Jacob asked Khow if he knew why they had halted, but the gask just shook his head. When the gask was like this, Jacob could have cut off one of his fingers and the twisted man would be hard-pressed to notice. He stuck his head out of the compartment’s window. Thick dark-green forest. And a smell… a foul one that Jacob recognised. A lot like the ravening of Northhaven.

‘Get up, Khow,’ said Jacob. ‘I think something’s happening. Better wake the others’

They soon discovered the reason for their off-schedule halt. Major Alock turned up outside the compartment, his eyes serious slits under a kepi – the circular-topped cap’s peak throwing his granite jaw into shadow. Alock’s khaki uniform appeared as crisp as if the creases had been beaten flat with a hot sabre edge. The officer’s news was enough to wake Wiggins and Sheplar quick enough. They dressed fast, all four of them emerging into the cold morning air.
And there it is
. Another train sat in a siding to their right, three carriages long, a smoke-damaged engine car trailing a single carriage, another flatbed truck loaded with rails and equipment at the rear. Beyond lay the forest, every tree facing the siding with a blackened body tied to its trunk, the smoking remains of a bonfire by the feet of each carcass. The major’s troops filtered out warily across the treeline, checking the corpses. The dead soldiers wore a grey uniform Jacob didn’t recognise.

Jacob addressed the major. ‘A track maintenance train?’

Major Alock nodded grimly. ‘Those soldiers are crossbowmen from Ivah. Tree-stake burnings… I understand this particular execution is a dog-rider speciality.’

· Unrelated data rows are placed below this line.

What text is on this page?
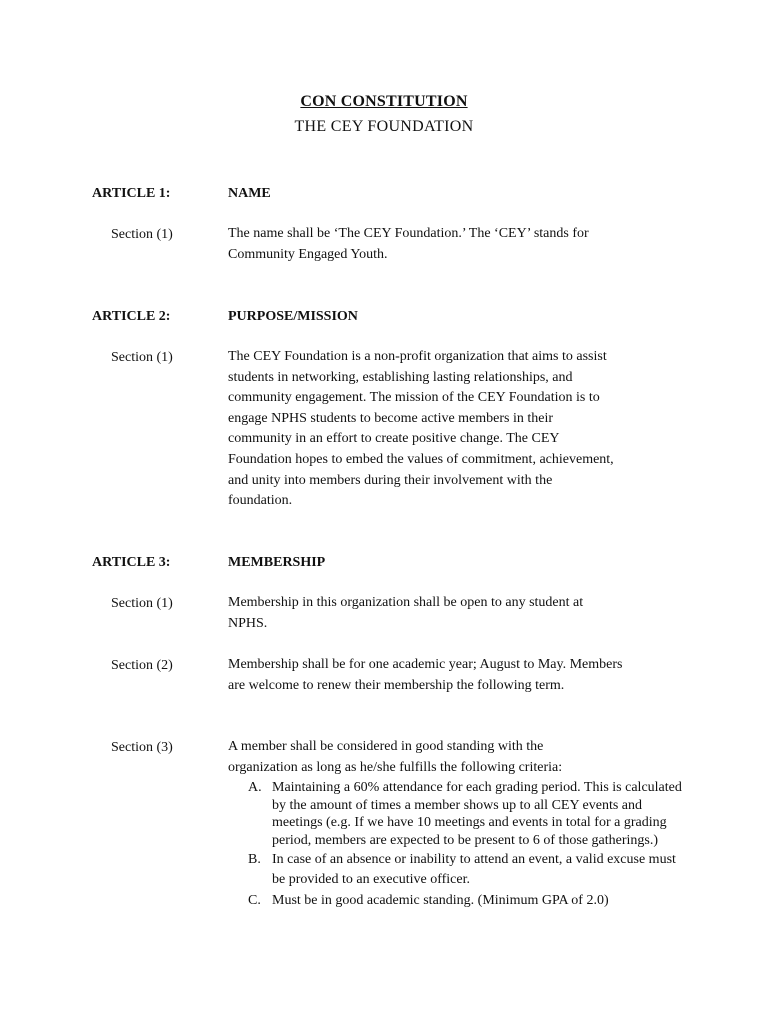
CON CONSTITUTION
THE CEY FOUNDATION
ARTICLE 1:	NAME
Section (1)	The name shall be ‘The CEY Foundation.’ The ‘CEY’ stands for Community Engaged Youth.
ARTICLE 2:	PURPOSE/MISSION
Section (1)	The CEY Foundation is a non-profit organization that aims to assist students in networking, establishing lasting relationships, and community engagement. The mission of the CEY Foundation is to engage NPHS students to become active members in their community in an effort to create positive change. The CEY Foundation hopes to embed the values of commitment, achievement, and unity into members during their involvement with the foundation.
ARTICLE 3:	MEMBERSHIP
Section (1)	Membership in this organization shall be open to any student at NPHS.
Section (2)	Membership shall be for one academic year; August to May. Members are welcome to renew their membership the following term.
Section (3)	A member shall be considered in good standing with the organization as long as he/she fulfills the following criteria:
A. Maintaining a 60% attendance for each grading period. This is calculated by the amount of times a member shows up to all CEY events and meetings (e.g. If we have 10 meetings and events in total for a grading period, members are expected to be present to 6 of those gatherings.)
B. In case of an absence or inability to attend an event, a valid excuse must be provided to an executive officer.
C. Must be in good academic standing. (Minimum GPA of 2.0)
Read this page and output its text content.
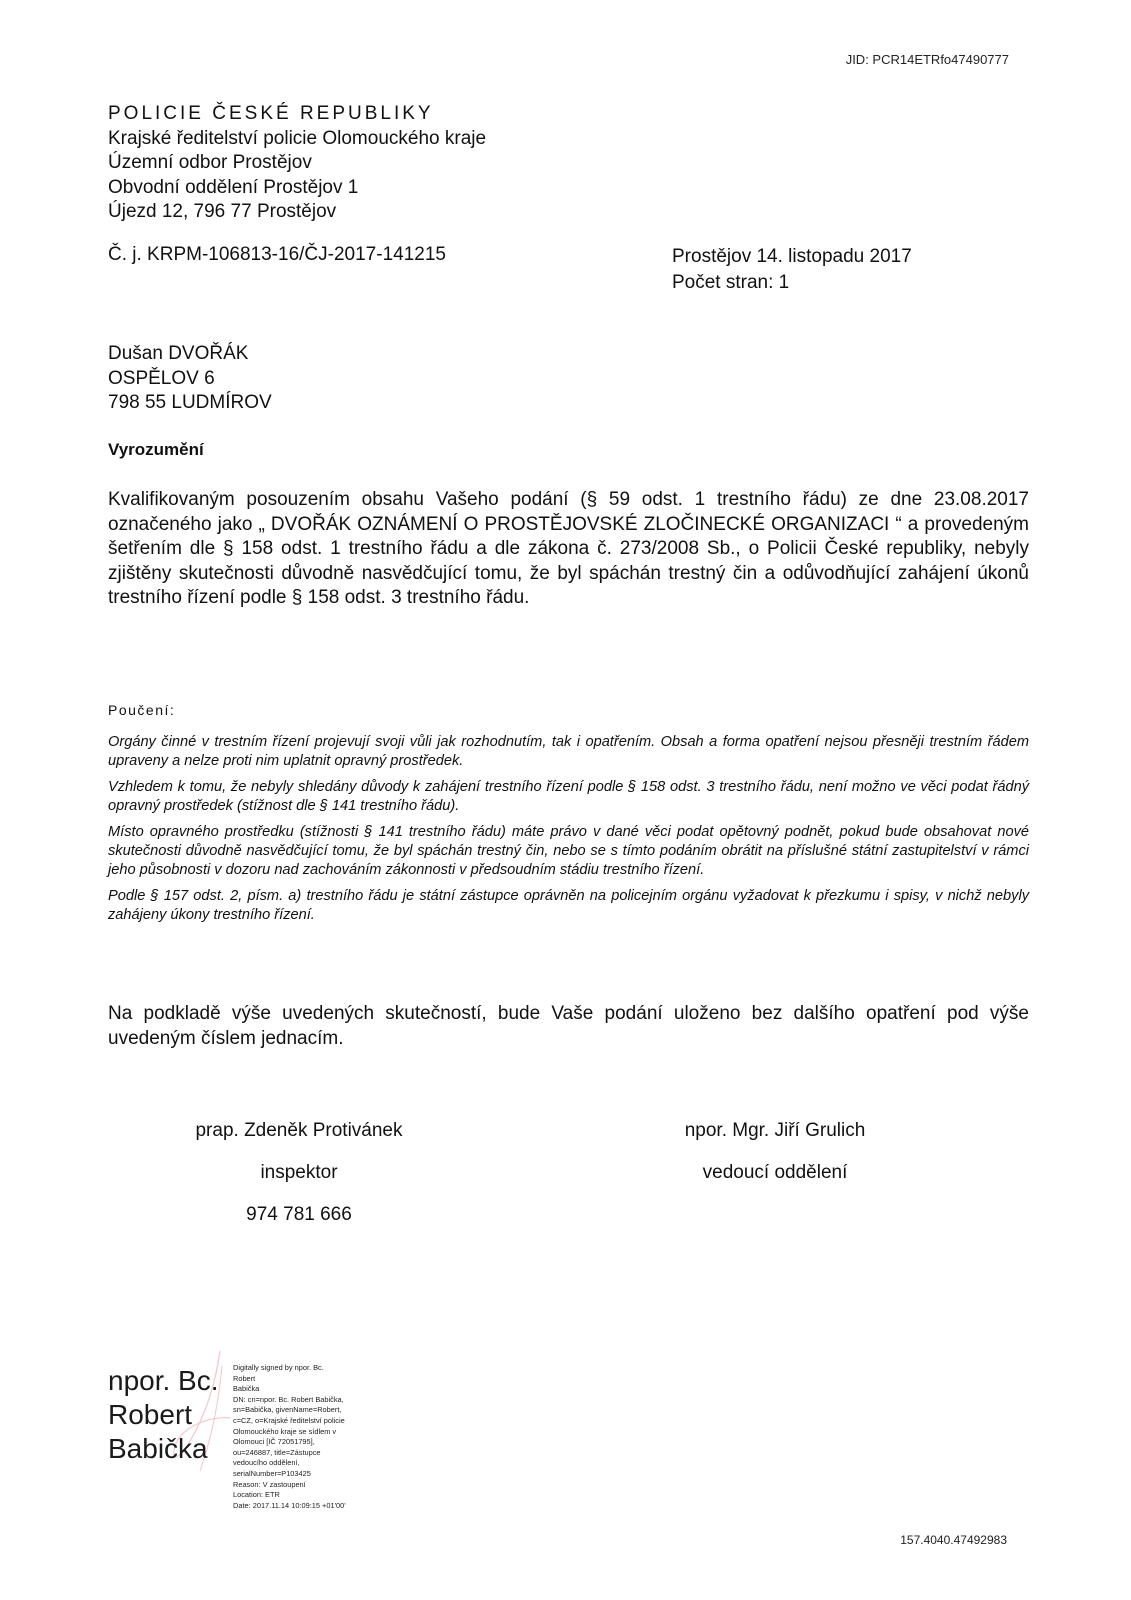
JID: PCR14ETRfo47490777
POLICIE ČESKÉ REPUBLIKY
Krajské ředitelství policie Olomouckého kraje
Územní odbor Prostějov
Obvodní oddělení Prostějov 1
Újezd 12, 796 77 Prostějov
Č. j. KRPM-106813-16/ČJ-2017-141215	Prostějov 14. listopadu 2017
Počet stran: 1
Dušan DVOŘÁK
OSPĚLOV 6
798 55 LUDMÍROV
Vyrozumění
Kvalifikovaným posouzením obsahu Vašeho podání (§ 59 odst. 1 trestního řádu) ze dne 23.08.2017 označeného jako „ DVOŘÁK OZNÁMENÍ O PROSTĚJOVSKÉ ZLOČINECKÉ ORGANIZACI “ a provedeným šetřením dle § 158 odst. 1 trestního řádu a dle zákona č. 273/2008 Sb., o Policii České republiky, nebyly zjištěny skutečnosti důvodně nasvědčující tomu, že byl spáchán trestný čin a odůvodňující zahájení úkonů trestního řízení podle § 158 odst. 3 trestního řádu.
Poučení:

Orgány činné v trestním řízení projevují svoji vůli jak rozhodnutím, tak i opatřením. Obsah a forma opatření nejsou přesněji trestním řádem upraveny a nelze proti nim uplatnit opravný prostředek.

Vzhledem k tomu, že nebyly shledány důvody k zahájení trestního řízení podle § 158 odst. 3 trestního řádu, není možno ve věci podat řádný opravný prostředek (stížnost dle § 141 trestního řádu).

Místo opravného prostředku (stížnosti § 141 trestního řádu) máte právo v dané věci podat opětovný podnět, pokud bude obsahovat nové skutečnosti důvodně nasvědčující tomu, že byl spáchán trestný čin, nebo se s tímto podáním obrátit na příslušné státní zastupitelství v rámci jeho působnosti v dozoru nad zachováním zákonnosti v předsoudním stádiu trestního řízení.

Podle § 157 odst. 2, písm. a) trestního řádu je státní zástupce oprávněn na policejním orgánu vyžadovat k přezkumu i spisy, v nichž nebyly zahájeny úkony trestního řízení.

Na podkladě výše uvedených skutečností, bude Vaše podání uloženo bez dalšího opatření pod výše uvedeným číslem jednacím.
prap. Zdeněk Protivánek
inspektor
974 781 666
npor. Mgr. Jiří Grulich
vedoucí oddělení
npor. Bc.
Robert
Babička
Digitally signed by npor. Bc. Robert
Babička
DN: cn=npor. Bc. Robert Babička,
sn=Babička, givenName=Robert,
c=CZ, o=Krajské ředitelství policie
Olomouckého kraje se sídlem v
Olomouci [IČ 72051795],
ou=246887, title=Zástupce
vedoucího oddělení,
serialNumber=P103425
Reason: V zastoupení
Location: ETR
Date: 2017.11.14 10:09:15 +01'00'
157.4040.47492983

Jacob turned his nostrils in disgust from the evil stench of burning.
Too close to the smell of the devastation at Northhaven.
‘We’re travelling through Ivah, then?’

‘Have been all night. This attack creates a problem for us.’ The officer indicated the train’s staff swarming over the damaged locomot­ive. ‘The train master has examined the bodies and the rail guild’s men are missing, it’s only the military escort accounted for among these casualties.’

Wiggins came up behind them, overhearing the exchange. ‘This is foreign soil, Major. Sure as hell ain’t our fight. Ivah isn’t even a league member and we can’t be more than a day from rolling back across the Weyland border.’

‘The train master has made his request officially, Constable. The guild would no more leave their people behind than the regiment would consider abandoning its own.’

‘Your job is guarding our two moneyboxes and going after Northhaven’s missing, not this,’ said Wiggins.

‘There’s a reason why the rail guild won’t run a full service across Ivah, and,’ said the major, pointing to the half-wrecked train, ‘it’s
this
. If you can’t protect the guild’s trains, then services don’t run through your country.’ He picked up a discarded crossbow from the grass. ‘No trains mean no goods moved around. No goods means less industry. No trains mean commerce slowing to the crawl of a wagon. If I ignore a formal guild request for military aid, then
this
toy is all the next major of the royal guards is going to have to defend the king. You want to try and keep the peace with no ammunition for your pistol, Constable?’